"La era de los prodigios"

sábado, 3 de enero de 2015

El hombre de barro

Él, antes de ser superfluo, fue pañuelo. Antes de derramarse, la había secado sus lágrimas y había saboreado el mar que hallaba entre sus piernas. 
Buscaba su complicidad, pero hacía tiempo que aquel rostro de porcelana no buscaba su mirada, tampoco sus besos bañados en sal encontraban cobijo en su clavícula.

Con los labios resquebrajados y truenos de fondo, se convirtió en vapor y subió, subió, subió hasta donde parecía que el próximo paso era entablar una conversación cara a cara con el mismísimo Dios. 
Y más tarde se condensó. Y desde arriba observaba su moño despeinado, su flequillo recto, su nariz puntiaguda.
Se prometió a sí mismo derramarse en el momento preciso. Mojar cada partícula de ese cuerpo que hasta hacía poco tiempo era su droga más dura, convertirse en un baño de consuelo, de liberación y entramarse poco a poco en cada uno de sus poros. Ser su agua. Formar parte de ese 70%.
Supo entonces que de no tener puntería, estaría condenado a fluir de manera perpetua, estando sin estar, escapándose, escurriéndose entre sus propios dedos. Tendría que ser sin ser, estamparse sin más contra el duro acero, abrirse la cabeza.

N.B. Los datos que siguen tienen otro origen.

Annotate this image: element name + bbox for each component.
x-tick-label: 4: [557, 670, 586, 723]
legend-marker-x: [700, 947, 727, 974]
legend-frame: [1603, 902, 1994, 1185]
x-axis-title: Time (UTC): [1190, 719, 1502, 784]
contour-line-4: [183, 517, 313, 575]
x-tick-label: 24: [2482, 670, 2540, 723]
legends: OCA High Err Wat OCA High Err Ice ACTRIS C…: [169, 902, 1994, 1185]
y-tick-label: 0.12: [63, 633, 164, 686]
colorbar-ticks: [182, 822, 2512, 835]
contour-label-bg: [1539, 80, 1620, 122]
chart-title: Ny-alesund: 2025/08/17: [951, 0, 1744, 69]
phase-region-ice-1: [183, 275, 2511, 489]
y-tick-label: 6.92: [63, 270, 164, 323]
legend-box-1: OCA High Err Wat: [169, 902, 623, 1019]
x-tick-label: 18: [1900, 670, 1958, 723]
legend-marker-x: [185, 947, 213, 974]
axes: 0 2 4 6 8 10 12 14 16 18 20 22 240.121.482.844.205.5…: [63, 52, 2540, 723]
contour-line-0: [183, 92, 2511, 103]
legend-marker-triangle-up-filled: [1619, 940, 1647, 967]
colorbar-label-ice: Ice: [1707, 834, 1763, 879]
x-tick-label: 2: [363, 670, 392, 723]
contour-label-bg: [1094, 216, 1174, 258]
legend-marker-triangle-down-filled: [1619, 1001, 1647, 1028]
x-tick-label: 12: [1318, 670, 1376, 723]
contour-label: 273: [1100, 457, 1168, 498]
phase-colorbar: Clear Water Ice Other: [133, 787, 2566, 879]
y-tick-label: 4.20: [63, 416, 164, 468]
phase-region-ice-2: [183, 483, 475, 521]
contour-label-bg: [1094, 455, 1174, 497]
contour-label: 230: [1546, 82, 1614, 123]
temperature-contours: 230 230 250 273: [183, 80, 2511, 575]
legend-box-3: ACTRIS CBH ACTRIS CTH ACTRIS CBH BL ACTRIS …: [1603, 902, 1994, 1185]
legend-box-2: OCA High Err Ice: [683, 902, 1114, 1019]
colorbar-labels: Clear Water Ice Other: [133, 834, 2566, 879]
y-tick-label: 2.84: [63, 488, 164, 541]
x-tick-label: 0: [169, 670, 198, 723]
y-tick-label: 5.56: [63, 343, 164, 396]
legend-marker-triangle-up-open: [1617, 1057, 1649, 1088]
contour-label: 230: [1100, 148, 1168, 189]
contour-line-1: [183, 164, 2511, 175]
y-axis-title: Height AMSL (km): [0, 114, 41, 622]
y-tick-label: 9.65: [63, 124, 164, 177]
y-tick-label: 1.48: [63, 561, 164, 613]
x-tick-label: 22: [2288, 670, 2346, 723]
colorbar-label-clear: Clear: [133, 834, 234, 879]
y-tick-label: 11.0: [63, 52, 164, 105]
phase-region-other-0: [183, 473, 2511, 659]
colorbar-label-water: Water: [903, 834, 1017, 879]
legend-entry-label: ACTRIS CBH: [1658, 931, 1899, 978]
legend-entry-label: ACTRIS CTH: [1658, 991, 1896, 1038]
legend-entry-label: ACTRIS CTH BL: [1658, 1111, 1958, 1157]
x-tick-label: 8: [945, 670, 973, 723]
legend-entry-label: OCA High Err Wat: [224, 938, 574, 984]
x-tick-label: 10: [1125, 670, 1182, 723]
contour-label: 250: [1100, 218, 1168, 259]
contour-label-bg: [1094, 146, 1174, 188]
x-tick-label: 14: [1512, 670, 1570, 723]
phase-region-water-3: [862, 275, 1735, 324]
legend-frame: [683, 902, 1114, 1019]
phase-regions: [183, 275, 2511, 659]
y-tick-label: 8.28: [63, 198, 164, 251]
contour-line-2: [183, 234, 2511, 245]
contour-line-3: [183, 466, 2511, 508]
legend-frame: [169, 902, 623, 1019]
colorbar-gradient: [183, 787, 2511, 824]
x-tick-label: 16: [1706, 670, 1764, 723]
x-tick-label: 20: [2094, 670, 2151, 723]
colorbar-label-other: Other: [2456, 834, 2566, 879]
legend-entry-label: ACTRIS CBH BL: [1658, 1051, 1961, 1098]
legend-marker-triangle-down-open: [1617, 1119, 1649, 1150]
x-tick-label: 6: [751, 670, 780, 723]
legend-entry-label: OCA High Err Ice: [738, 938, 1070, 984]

Llegado el día del sprint final, agrupó sus moléculas y decidió saltar pero ya en el aire le entraron dudas, no tenía paracaídas, no había vuelta atrás, era el final.
Deseaba caer sobre su pelo, recorrerlo por completo, llegar hasta las puntas desde las raíces y regarla como a la planta más bonita del jodido Amazonas. Quería hacerla florecer, convertirla en primavera. Adentrarse en ella a través del ombligo y bañarla por dentro.
Quería ser esa lluvia torrencial de película y la calma después del huracán. 
Si no podía estar con ella, sería parte de ella. ¿Qué mejor manera de morir?


Pero cayó sobre la arena. Se convirtió en barro.